He looks at me skeptically. “Whatever you say,capo.”
They’ve been calling me “boss” ever since Alessia introduced me as the big boss of the House of Alighieri. No one here gives a damn about my title—if anything, it’s made me fair game. And judging by the way they’re roasting me, the vines clearly outrank the CEO.
Sergiu’s friend, Florin, looks me up and down. He snorts, grabs a crate, and carries it off effortlessly. The man has at least fifteen years on me, and he picks up the crates and bins like they weigh nothing.
Show-off.
Alessia manages the whole process—harvest to cellar—with alacrity, like she was born to do it. She stays with the crew during harvest and then with them in the cellar as they sort and fill the fermenters. Her dedication underscores her skill as a leader.
I’ve worked in vineyards where the workers wonder where the fuck the winemaker is. Not here. They know because she works with them—puts in the backbreaking labor.
I watch as Alessia moves methodically through Block C, pruning shears gleaming in the light. She jerks her head slightly, tasting a berry on the vine, brow furrowed in concentration. When she speaks, her voice is low but carries across the rows.
“Block D needs a longer break—rotate them out in ten. They’re rushing and bruising fruit.”
Lucia, who’s leaning against a wooden post, nods. “Copy that,” she says before speaking into her radio in…Romanian?
Apparently, she speaks Romanian.
I have learned that my wife is adept at several languages—French and Italian, certainly, but also Spanish and Afrikaans, because she spent a summer working in South Africa.

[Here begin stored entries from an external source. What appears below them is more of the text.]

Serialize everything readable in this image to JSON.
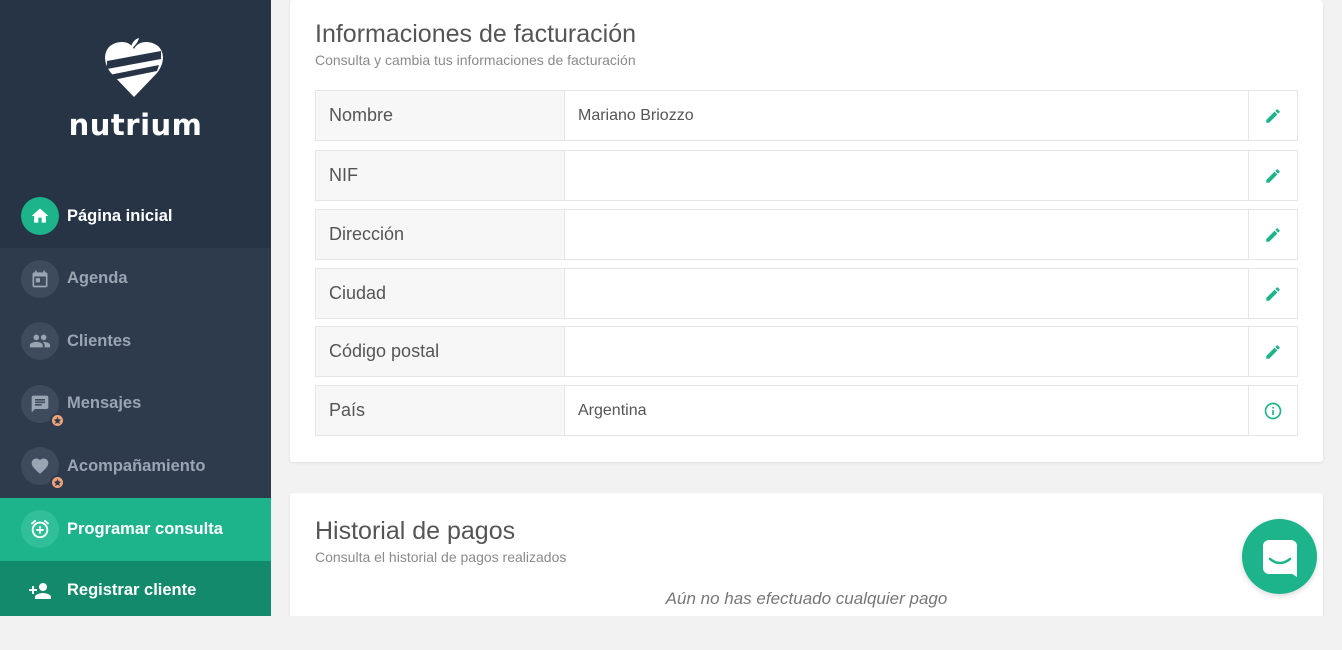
{
  "brand": {
    "name": "nutrium",
    "accent": "#1db48c",
    "sidebar_bg": "#2d3b4d"
  },
  "sidebar": {
    "items": [
      {
        "label": "Página inicial",
        "icon": "home-icon",
        "active": true
      },
      {
        "label": "Agenda",
        "icon": "calendar-icon"
      },
      {
        "label": "Clientes",
        "icon": "people-icon"
      },
      {
        "label": "Mensajes",
        "icon": "message-icon",
        "badge": "star-badge-icon"
      },
      {
        "label": "Acompañamiento",
        "icon": "heart-icon",
        "badge": "star-badge-icon"
      }
    ],
    "cta": [
      {
        "label": "Programar consulta",
        "icon": "alarm-add-icon"
      },
      {
        "label": "Registrar cliente",
        "icon": "person-add-icon"
      }
    ]
  },
  "billing": {
    "title": "Informaciones de facturación",
    "subtitle": "Consulta y cambia tus informaciones de facturación",
    "rows": [
      {
        "label": "Nombre",
        "value": "Mariano Briozzo",
        "action_icon": "edit-icon"
      },
      {
        "label": "NIF",
        "value": "",
        "action_icon": "edit-icon"
      },
      {
        "label": "Dirección",
        "value": "",
        "action_icon": "edit-icon"
      },
      {
        "label": "Ciudad",
        "value": "",
        "action_icon": "edit-icon"
      },
      {
        "label": "Código postal",
        "value": "",
        "action_icon": "edit-icon"
      },
      {
        "label": "País",
        "value": "Argentina",
        "action_icon": "info-icon"
      }
    ]
  },
  "payments": {
    "title": "Historial de pagos",
    "subtitle": "Consulta el historial de pagos realizados",
    "empty_message": "Aún no has efectuado cualquier pago"
  },
  "chat": {
    "icon": "chat-icon"
  }
}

Within minutes, there’s a whisper of movement, and the pickers in D slow down.
Alessia ducks under a vine, snips a cluster with a single decisive cut, and drops it into a bin.

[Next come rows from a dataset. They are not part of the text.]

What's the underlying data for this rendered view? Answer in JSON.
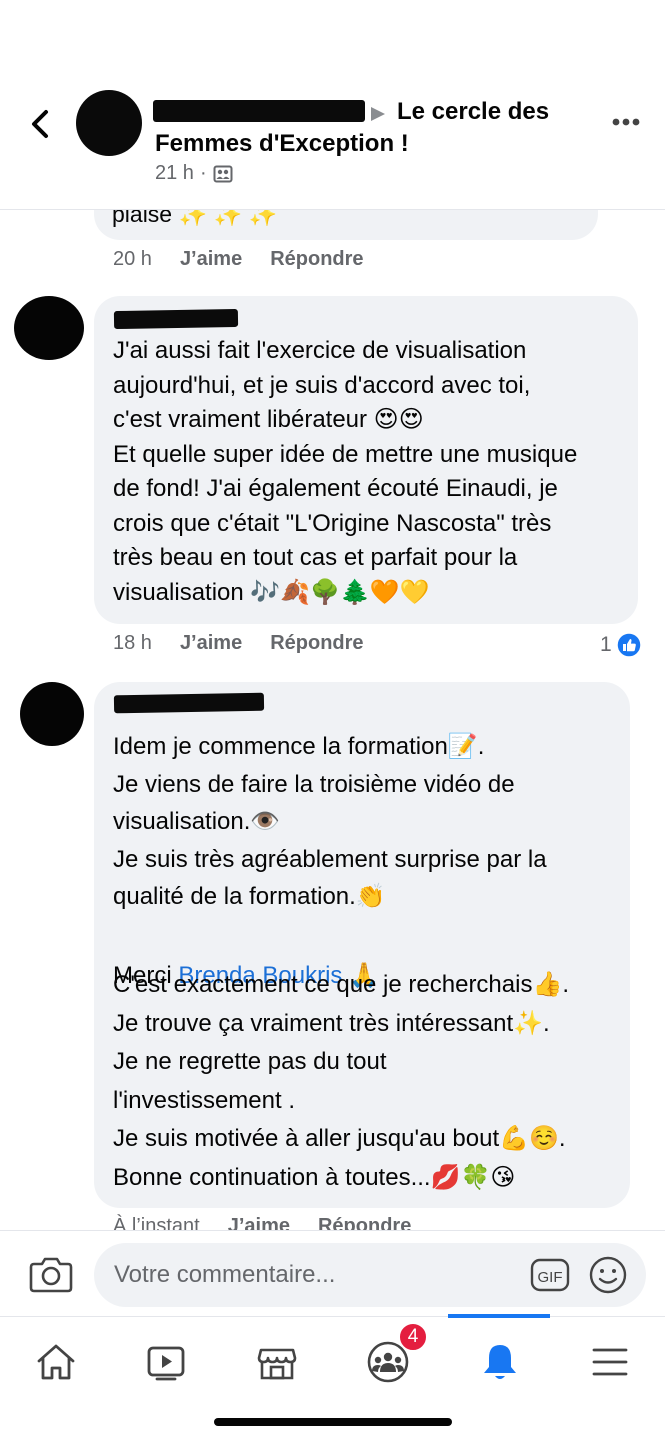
{
  "header": {
    "group_name_line1": "Le cercle des",
    "group_name_line2": "Femmes d'Exception !",
    "time": "21 h",
    "separator": "·",
    "icons": {
      "back": "chevron-left-icon",
      "audience": "group-audience-icon",
      "more": "more-dots-icon",
      "arrow": "triangle-right-icon"
    }
  },
  "comments": [
    {
      "text": "plaise ✨ ✨ ✨",
      "time": "20 h",
      "like_label": "J’aime",
      "reply_label": "Répondre"
    },
    {
      "text": "J'ai aussi fait l'exercice de visualisation\naujourd'hui, et je suis d'accord avec toi,\nc'est vraiment libérateur 😍😍\nEt quelle super idée de mettre une musique\nde fond! J'ai également écouté Einaudi, je\ncrois que c'était \"L'Origine Nascosta\" très\ntrès beau en tout cas et parfait pour la\nvisualisation 🎶🍂🌳🌲🧡💛",
      "time": "18 h",
      "like_label": "J’aime",
      "reply_label": "Répondre",
      "reaction_count": "1",
      "reaction_icon": "thumbs-up-icon"
    },
    {
      "lines_before": "Idem je commence la formation📝.\nJe viens de faire la troisième vidéo de\nvisualisation.👁️\n Je suis très agréablement surprise par la\nqualité de la formation.👏",
      "merci": "Merci ",
      "mention": "Brenda Boukris",
      "merci_suffix": " 🙏",
      "lines_after": "C'est exactement ce que je recherchais👍.\nJe trouve ça vraiment très intéressant✨.\n Je ne regrette pas du tout\nl'investissement .\nJe suis motivée à aller jusqu'au bout💪☺️.\nBonne continuation à toutes...💋🍀😘",
      "time": "À l’instant",
      "like_label": "J’aime",
      "reply_label": "Répondre"
    }
  ],
  "composer": {
    "placeholder": "Votre commentaire...",
    "gif_label": "GIF",
    "icons": {
      "camera": "camera-icon",
      "emoji": "emoji-icon"
    }
  },
  "navbar": {
    "items": [
      "home-icon",
      "video-icon",
      "marketplace-icon",
      "groups-icon",
      "notifications-icon",
      "menu-icon"
    ],
    "active": "notifications-icon",
    "groups_badge": "4",
    "accent": "#1877f2",
    "badge_color": "#e41e3f"
  }
}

A young man hesitates beside her, fingers hovering over a ripe bunch as if it’s made of glass.
Giorgio, I think is his name.
He’s one of the locals, here to learn. In most vineyards of this caliber, an inexperienced picker would not be allowed in, but Alessia is not mostanything. She’s teamed Giorgio up with a proficient picker so he can learn.
Alessia kneels, guiding his wrist. She demonstrates the slice—quick, fluid.
“You don’t force it,” she instructs. “Let the vine tell you where to cut.”
He tries again. The stems part cleanly. She smiles, a quick upturn of her lips. “Perfetto.”
The boy straightens, his eyes bright with triumph and his cheeks flushed because he has a crush on my wife.
She checks bins for weight, tastes grapes, jots notes on her phone.
She glances up at the stone-walled winery in the distance, then back to the field, asking Edam about barrel temperatures, nodding at Hortensio’s report on ambient cellar heat.
“Water break,” she calls. “Cinque minuti—ten minutes—no exceptions.”
It’s welcome respite, and everyone complies. The last thing we need is someone collapsing from dehydration.
By noon, my shirt clings to me like a second skin, and my arms shake. I set down a crate so hard the grapes bounce. Alessia appears at my side almost instantly.
“You okay?” she asks, worry flickering in her dark eyes.
“Define okay,” I rasp, chest heaving.
Her lips curve. “Better than Renzo was when he tried. He blamed his shoes after twenty minutes.”
Despite myself, I laugh.
She hands me a bottle of water. I take it and revel in the cool relief sliding down my throat.